I then created a function that combs the string and searches for the mentions - but it runs a bit slow on large datasets, and i really want to make the function run faster - but I don't know how.
The function looks like this:
import json
import string
from re import sub
from typing import List, Union
def find_countries(text: str, exclude: Union[str, List[str]] = [], extra: Union[str, List[str]] = []) -> Union[List[str], str]:
"""
Parameters
----------
`text` : `str`
The text to extract countries from.
`exclude` : `list or str`
Optional. Countries to exclude from search.
`extra` : `list or str`
Optional. Additional terms to search for (usually orgs).
"""
# Load country names from file
with open('country_names.txt') as file:
country_names = json.load(file)
# Convert 'exclude' and 'extra' to lists
exclude = [exclude] if isinstance(exclude, str) else exclude
extra = [extra] if isinstance(extra, str) else extra
# Include 'extra' countries or orgs
for i in extra:
country_names[i.lower()] = []
# Remove 'exclude' countries using set operations
exclude_set = set(exclude)
countries = {country for country in country_names.keys() if country.lower() not in exclude_set}
# Clean and preprocess the input text
my_punct = string.punctuation + '”“'
replace_punct_string = "['’-]"
text = sub(replace_punct_string, " ", text)

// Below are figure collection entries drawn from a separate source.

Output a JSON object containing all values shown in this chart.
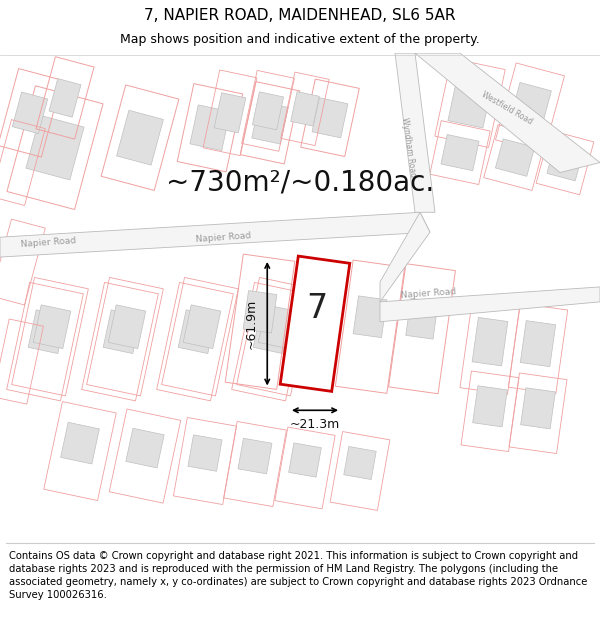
{
  "title": "7, NAPIER ROAD, MAIDENHEAD, SL6 5AR",
  "subtitle": "Map shows position and indicative extent of the property.",
  "area_text": "~730m²/~0.180ac.",
  "width_text": "~21.3m",
  "height_text": "~61.9m",
  "property_number": "7",
  "footer_text": "Contains OS data © Crown copyright and database right 2021. This information is subject to Crown copyright and database rights 2023 and is reproduced with the permission of HM Land Registry. The polygons (including the associated geometry, namely x, y co-ordinates) are subject to Crown copyright and database rights 2023 Ordnance Survey 100026316.",
  "map_bg": "#ffffff",
  "road_fill": "#f5f5f5",
  "road_edge": "#bbbbbb",
  "building_fill": "#e0e0e0",
  "building_edge": "#c0c0c0",
  "cadastral_color": "#f0a0a0",
  "highlight_fill": "#ffffff",
  "highlight_stroke": "#cc0000",
  "road_label_color": "#999999",
  "title_fontsize": 11,
  "subtitle_fontsize": 9,
  "area_fontsize": 20,
  "number_fontsize": 24,
  "footer_fontsize": 7.2,
  "dim_fontsize": 9
}
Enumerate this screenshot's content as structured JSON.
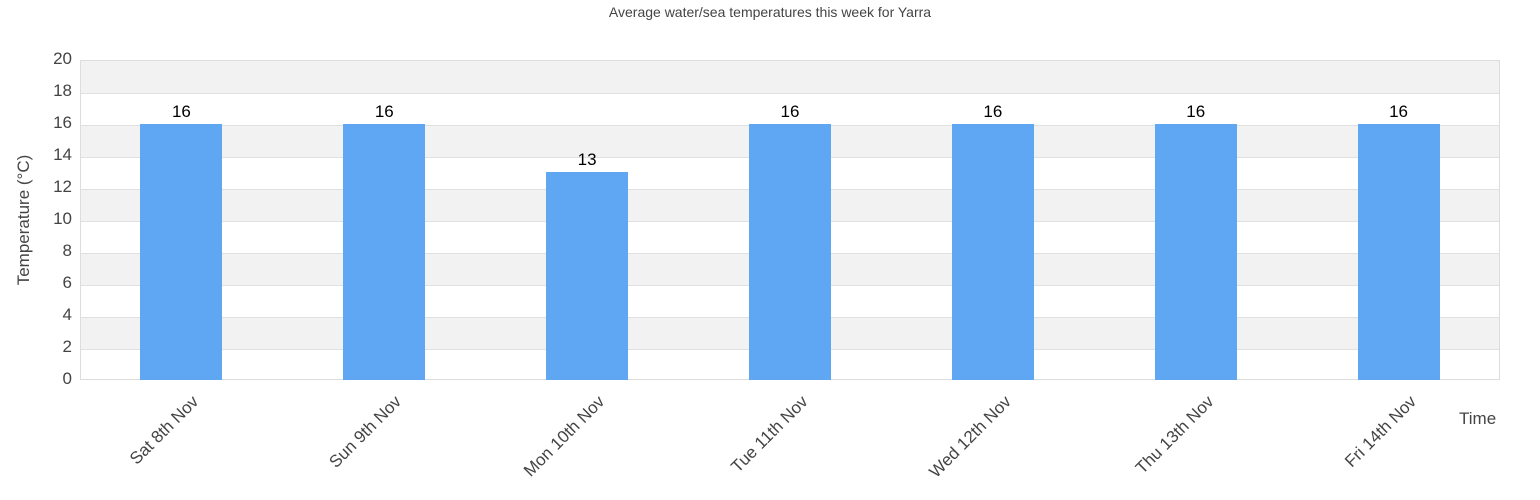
{
  "chart_data": {
    "type": "bar",
    "title": "Average water/sea temperatures this week for Yarra",
    "xlabel": "Time",
    "ylabel": "Temperature (°C)",
    "ylim": [
      0,
      20
    ],
    "yticks": [
      "0",
      "2",
      "4",
      "6",
      "8",
      "10",
      "12",
      "14",
      "16",
      "18",
      "20"
    ],
    "categories": [
      "Sat 8th Nov",
      "Sun 9th Nov",
      "Mon 10th Nov",
      "Tue 11th Nov",
      "Wed 12th Nov",
      "Thu 13th Nov",
      "Fri 14th Nov"
    ],
    "values": [
      16,
      16,
      13,
      16,
      16,
      16,
      16
    ],
    "data_labels": [
      "16",
      "16",
      "13",
      "16",
      "16",
      "16",
      "16"
    ],
    "bar_color": "#60a7f3",
    "grid": true,
    "legend": null
  }
}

text = text.translate(str.maketrans('', '', my_punct)).lower()
#Search for country mentions using a set comprehension
countries_mentioned = {country for country in countries
if any(f' {name} ' in f' {text} ' for name in {country} | set(country_names[country]))}
return list(countries_mentioned)
The function recieves a string and combs it for mentions of countries, which it then returns as a list of countries. I usually apply it to a Pandas Series.
I think that code as it is now is "fine" - it isn't long and it does the job. I wonder and hope that you can help me make it run faster so that when i apply it to tens of thousands of texts it wont years to finish. Also - any tips on writing better code will help a lot!